How ULIP Calculator Helps You Buy Your Preferred ULIP Plan

At times, when buying a Unit Linked Insurance Plan, people get confused about the premium amount to be paid, and the returns the policy will generate. Having a clear idea of these aspects of policy helps make an informed financial decision.

So, insurers in India offer a tool that helps you calculate the premiums and ULIP returns as well. The tool is known as a ULIP calculator. It helps you (the investors) calculate the maturity amount depending on the type of ULIP chosen.

The returns are determined based on the premium amount and the policy tenure chosen by you. In fact, many ULIP plan calculator tools also allow you to compare different plans based on the returns they generate and zero in a policy that is best suited for your needs.

How Does ULIP Calculator Work?

Before investing in ULIPs, you should understand the rate of return that you will receive after the investment. A ULIP plan calculator is the most effective tool in this subject. However, many people are not aware of how the tool works. To use it to your advantage, you need to know how the ULIP calculator functions.

Well, to calculate the returns generated on your ULIP investments, you need to enter a few personal details. The information includes your name, date of birth, whether you are a smoker or not, etc. Apart from this, other factors that you should keep in mind when using the tool are –

  • Premium payment frequency
  • Premium amount you plan to pay towards the ULIP
  • Types of fund you want to invest in
  • Rate of return
  • Policy tenure

Based on the information you have entered, the tool will calculate the amount you will receive in returns.
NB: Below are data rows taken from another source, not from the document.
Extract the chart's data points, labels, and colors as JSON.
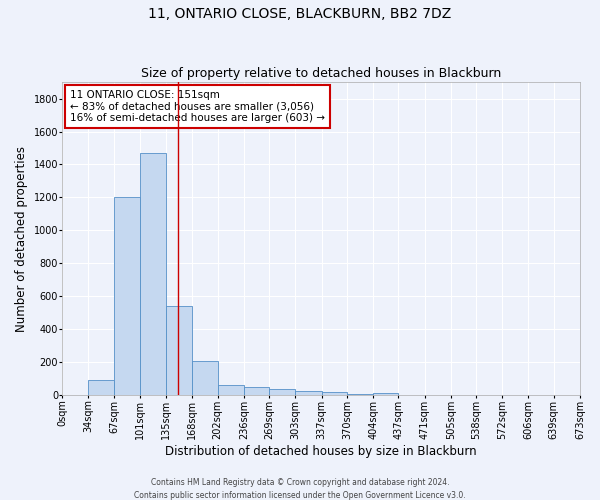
{
  "title": "11, ONTARIO CLOSE, BLACKBURN, BB2 7DZ",
  "subtitle": "Size of property relative to detached houses in Blackburn",
  "xlabel": "Distribution of detached houses by size in Blackburn",
  "ylabel": "Number of detached properties",
  "footer_line1": "Contains HM Land Registry data © Crown copyright and database right 2024.",
  "footer_line2": "Contains public sector information licensed under the Open Government Licence v3.0.",
  "bin_labels": [
    "0sqm",
    "34sqm",
    "67sqm",
    "101sqm",
    "135sqm",
    "168sqm",
    "202sqm",
    "236sqm",
    "269sqm",
    "303sqm",
    "337sqm",
    "370sqm",
    "404sqm",
    "437sqm",
    "471sqm",
    "505sqm",
    "538sqm",
    "572sqm",
    "606sqm",
    "639sqm",
    "673sqm"
  ],
  "bar_heights": [
    0,
    90,
    1200,
    1470,
    540,
    205,
    65,
    50,
    40,
    28,
    20,
    5,
    15,
    0,
    0,
    0,
    0,
    0,
    0,
    0
  ],
  "bar_color": "#c5d8f0",
  "bar_edge_color": "#5590c8",
  "vline_x": 151,
  "bin_edges": [
    0,
    34,
    67,
    101,
    135,
    168,
    202,
    236,
    269,
    303,
    337,
    370,
    404,
    437,
    471,
    505,
    538,
    572,
    606,
    639,
    673
  ],
  "ylim": [
    0,
    1900
  ],
  "annotation_title": "11 ONTARIO CLOSE: 151sqm",
  "annotation_line1": "← 83% of detached houses are smaller (3,056)",
  "annotation_line2": "16% of semi-detached houses are larger (603) →",
  "annotation_box_color": "#ffffff",
  "annotation_box_edge": "#cc0000",
  "vline_color": "#cc0000",
  "background_color": "#eef2fb",
  "grid_color": "#ffffff",
  "title_fontsize": 10,
  "subtitle_fontsize": 9,
  "axis_label_fontsize": 8.5,
  "tick_fontsize": 7,
  "annotation_fontsize": 7.5,
  "footer_fontsize": 5.5
}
It is important to note that the value calculated is a mathematical assumption. You should go through the policy terms and conditions carefully before buying the ULIP investment.
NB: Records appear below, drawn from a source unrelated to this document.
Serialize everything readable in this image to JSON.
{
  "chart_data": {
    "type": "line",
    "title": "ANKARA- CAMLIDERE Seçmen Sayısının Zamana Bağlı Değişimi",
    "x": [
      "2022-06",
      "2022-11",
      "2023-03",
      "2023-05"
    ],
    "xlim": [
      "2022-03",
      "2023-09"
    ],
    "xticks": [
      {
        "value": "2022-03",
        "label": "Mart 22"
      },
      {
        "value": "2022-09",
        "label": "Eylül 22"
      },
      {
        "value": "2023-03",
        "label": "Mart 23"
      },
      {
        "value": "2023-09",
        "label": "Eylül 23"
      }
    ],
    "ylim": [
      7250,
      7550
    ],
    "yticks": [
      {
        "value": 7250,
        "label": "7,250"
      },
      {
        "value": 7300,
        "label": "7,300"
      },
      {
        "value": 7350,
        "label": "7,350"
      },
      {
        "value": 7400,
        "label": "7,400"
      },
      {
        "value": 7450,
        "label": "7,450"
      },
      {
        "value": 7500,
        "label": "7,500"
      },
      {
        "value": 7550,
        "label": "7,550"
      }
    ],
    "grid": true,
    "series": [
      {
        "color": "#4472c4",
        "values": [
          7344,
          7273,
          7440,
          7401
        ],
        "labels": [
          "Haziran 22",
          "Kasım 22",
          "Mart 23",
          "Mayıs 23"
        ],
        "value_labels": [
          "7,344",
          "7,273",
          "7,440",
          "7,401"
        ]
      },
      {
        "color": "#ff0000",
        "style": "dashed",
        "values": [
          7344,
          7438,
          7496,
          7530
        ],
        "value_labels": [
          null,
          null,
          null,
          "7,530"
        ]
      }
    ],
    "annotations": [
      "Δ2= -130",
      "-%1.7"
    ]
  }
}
Benefits of Using a ULIP Calculator

A ULIP calculator allows you to make a secure and safe investment choice when buying ULIPs. The following are some ULIP calculator benefits that you should know –

  • The ULIP calculator tool is freely available on the internet. It allows you to compare and calculate the rate of return of different types of ULIP investments.
  • It is simple to use the tool and is usually available on your insurer’s website.
  • ULIP calculator performs complex mathematical calculations in a few seconds. It generates results quickly and helps you choose the right investment plan.
  • It helps you (the investors) choose ULIP investments strategically after evaluating different aspects.
  • It helps make investments easy for seasoned and new investors.
  •       The ULIP calculator has a user-friendly interface.
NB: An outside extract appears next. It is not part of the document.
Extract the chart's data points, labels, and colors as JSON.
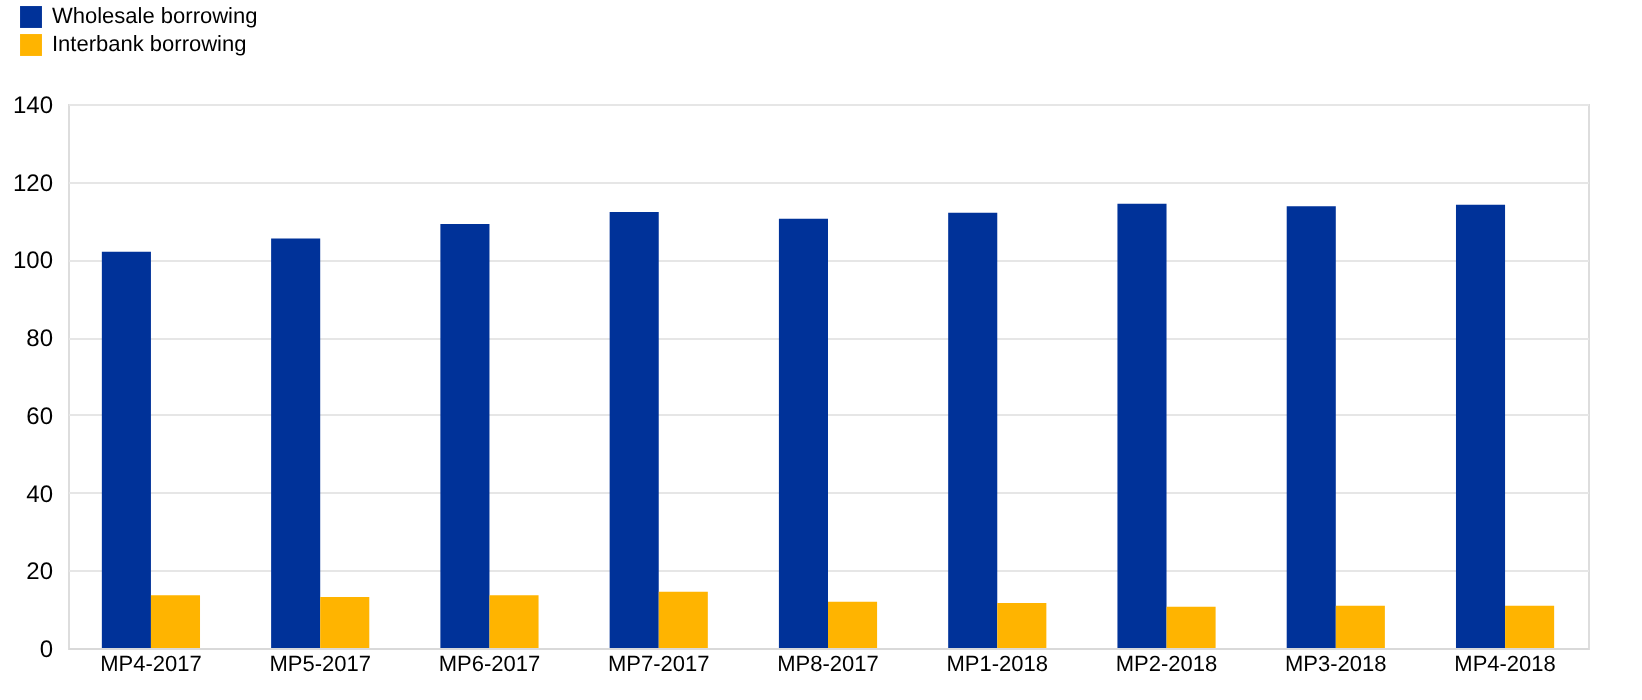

Why Should I Invest In ULIPs?

The reasons you should invest in ULIPs are as follows –

  • ULIPs offer dual benefits of life insurance cover and wealth creation all under a single policy.
  • You have the liberty to invest in ULIP funds of your choice – debt funds, equity funds, or a combination of the two.
  • You should make investments depending on your risk appetite. Those with a low-risk appetite should consider investing in debt funds. Others with a high-risk appetite can invest in equity-oriented funds.
  • In case you are not satisfied with the fund performance, ULIPs offer the facility to switch funds.
  • ULIP also offers tax benefits. The premiums paid toward the policy can be claimed for tax deductions under Section 80C of the Income Tax Act. Moreover, the death and maturity benefits of the policy are tax-free under Section 10(10D).

To Sum It Up!

ULIP investments are suitable for all types of investors. In fact, ULIP is a goal-based investment and can be purchased based on your financial objectives. You can purchase ULIPs for accomplishing long-term goals such as retirement, child’s education, child’s marriage, buying a new car/house, etc.

Make use of the ULIP calculator tool to compare different ULIPs available in the market and determine the rate of investment as well. All this helps you make an informed financial decision and secure your financial future.